И бочки, влагой полные,
Как полный водоем,
Вниз пролились дождем!

Закат

Розовы заката огни.
Свежи ароматы в тени.
Вечер тих и матов взгляни.

Нежно-огневая вода.
Небо окон рая слюда.
Тучка дождевая куда?

Ливня отзвенела струна.
Небо засинело без дна.
Золото зардело руна.

Тени навевая, стеля,
Тьмою напояя поля,
Ночь слетает, тает земля

Рондель

Рондель

Не Сонет, размеренно четкий,
Не его ровный холодный свет,
Не его строфы, четкие четки, 
Не Сонет.

Нет, Рондель изберет поэт,
Чтоб в ее быстрый, волшебно-короткий
Блеск воплотить свой мгновенный бред.

Только Рондель грациозна кроткой
Грацией девочки в пятнадцать лет
С тонкою шеей, окаймленной бархоткой 
Не Сонет!

К книге «Рондо ронделей»

Fly, white butterflies.

Swinburne

Летите, летите, рондели,
Летите, бегите, спешите,
Без думы, без воли, без цели
Летите!

Как осенью легкие нити
В полях паутины летели,
Летите и душу маните.

Как жаворонка легкие трели,
Как легкие волны отплытий,
Как легкие звуки свирели 
Летите!

«Не все ли равно мне, где жить и томиться»
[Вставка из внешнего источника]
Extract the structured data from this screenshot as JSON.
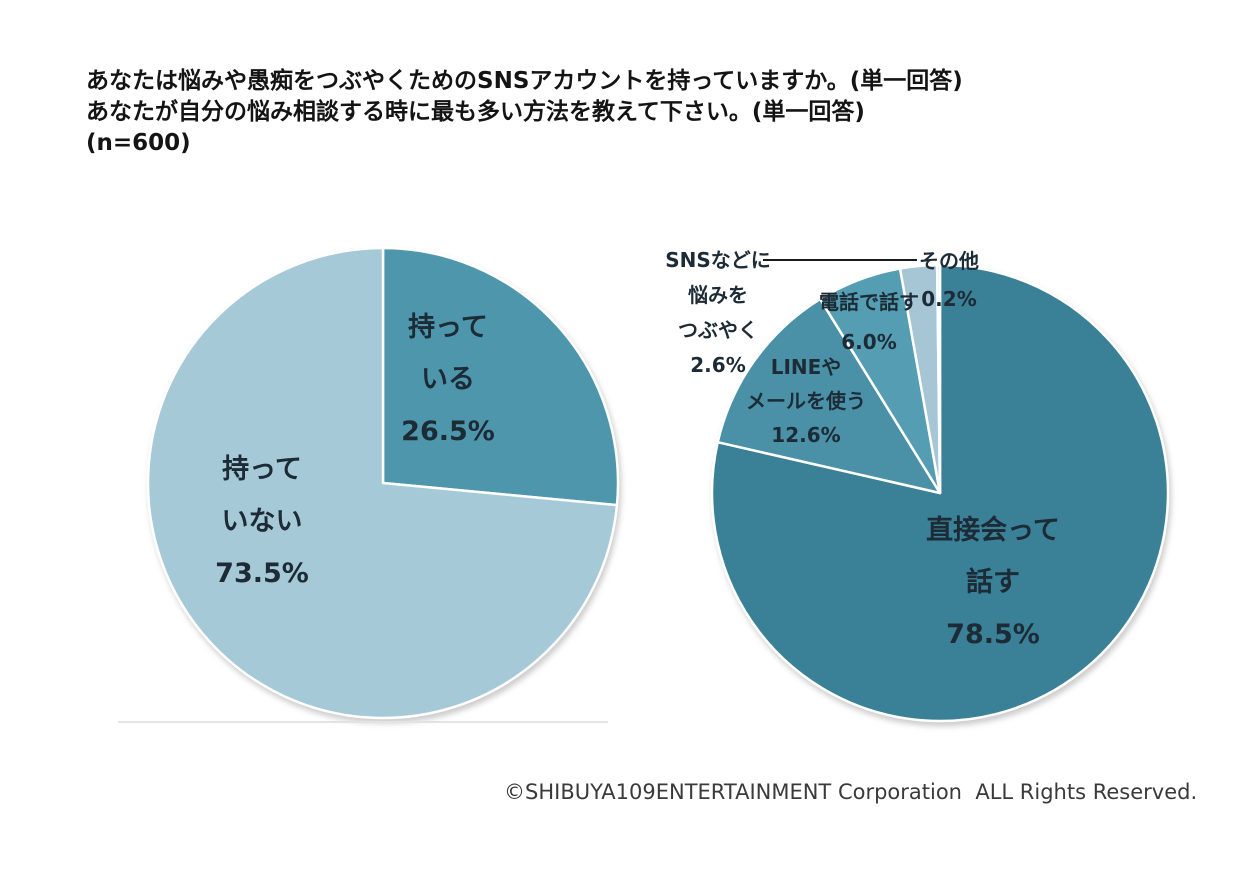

Не всё ли равно мне, где жить и томиться
Любовью земной и печалью земной,
Откуда к безвестному страстно стремиться?
Ах, всё равно! всюду я буду молиться,
Любить красоту и дышать тишиной.

Россия далекая, образ твой помню,
Но вижу в мечтах столь прекрасной тебя,
Что, может быть, дома я был бы бездомней!..
Не всё ли равно мне, не всё ли равно мне,
Где верить в тебя мне, где помнить, любя?

А если забвенье в душе уничтожит
Тоску по тебе, неразумную боль, 
Что ж! Тем, кого совесть бессильно тревожит,
Кто биться не хочет, забыться не может,
Где жить и где быть им не всё им равно ль?!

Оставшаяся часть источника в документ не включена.